Qu'est-ce qu'un ensemble de réponses équilibré et pourquoi un ensemble déséquilibré biaise-t-il les résultats ?

Un ensemble équilibré comporte le même nombre d'options positives et négatives, avec des libellés d'intensité correspondante de chaque côté du point central. Un ensemble déséquilibré donne plus d'espace à une direction, de sorte que les répondants ont plus de façons d'y aboutir et interprètent la liste comme un signal de la réponse attendue. « Extrêmement satisfait, très satisfait, satisfait, neutre, insatisfait » donne aux répondants satisfaits trois cases et aux insatisfaits une seule case. Les scores de type « top-box » d'un tel ensemble ne peuvent pas être comparés à un ensemble équilibré, et l'analyse ne peut pas rétablir des distinctions qui n'ont jamais été proposées.

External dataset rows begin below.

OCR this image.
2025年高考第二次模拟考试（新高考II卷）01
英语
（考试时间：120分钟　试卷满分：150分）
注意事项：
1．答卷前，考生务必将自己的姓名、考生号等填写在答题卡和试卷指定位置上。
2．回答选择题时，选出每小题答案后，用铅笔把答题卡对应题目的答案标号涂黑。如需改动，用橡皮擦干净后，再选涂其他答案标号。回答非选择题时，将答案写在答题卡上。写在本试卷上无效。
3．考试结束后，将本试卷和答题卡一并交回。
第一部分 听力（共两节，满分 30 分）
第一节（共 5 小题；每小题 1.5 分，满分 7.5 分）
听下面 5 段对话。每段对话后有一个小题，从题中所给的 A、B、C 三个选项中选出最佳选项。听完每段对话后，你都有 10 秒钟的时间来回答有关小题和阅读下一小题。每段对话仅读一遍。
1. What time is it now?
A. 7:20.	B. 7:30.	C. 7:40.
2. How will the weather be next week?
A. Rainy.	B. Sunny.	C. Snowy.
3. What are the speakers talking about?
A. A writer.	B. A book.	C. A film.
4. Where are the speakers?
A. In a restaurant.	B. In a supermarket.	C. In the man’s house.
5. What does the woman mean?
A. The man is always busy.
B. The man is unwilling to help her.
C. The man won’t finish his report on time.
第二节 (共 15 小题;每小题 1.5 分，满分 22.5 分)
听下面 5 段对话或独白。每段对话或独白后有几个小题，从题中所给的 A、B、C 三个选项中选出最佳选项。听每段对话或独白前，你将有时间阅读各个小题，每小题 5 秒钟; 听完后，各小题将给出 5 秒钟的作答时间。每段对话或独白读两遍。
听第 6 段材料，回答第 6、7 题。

Le « Ne sait pas » est-il une option de réponse ou une donnée manquante ?

Une donnée manquante. « Ne sait pas » et « Préfère ne pas répondre » signifient que le répondant ne pouvait pas ou ne voulait pas répondre, ils sont donc normalement retirés de la base avant le calcul des pourcentages et sont rapportés comme un taux distinct. « Autre (veuillez préciser) » et « Rien de ce qui précède » sont des réponses substantielles et restent dans la base. Ne fusionnez jamais « Ne sait pas » dans un point central neutre, ce qui transforme un manque de connaissances en une opinion modérée, et ne le fusionnez jamais avec « Préfère ne pas répondre », qui constitue un refus.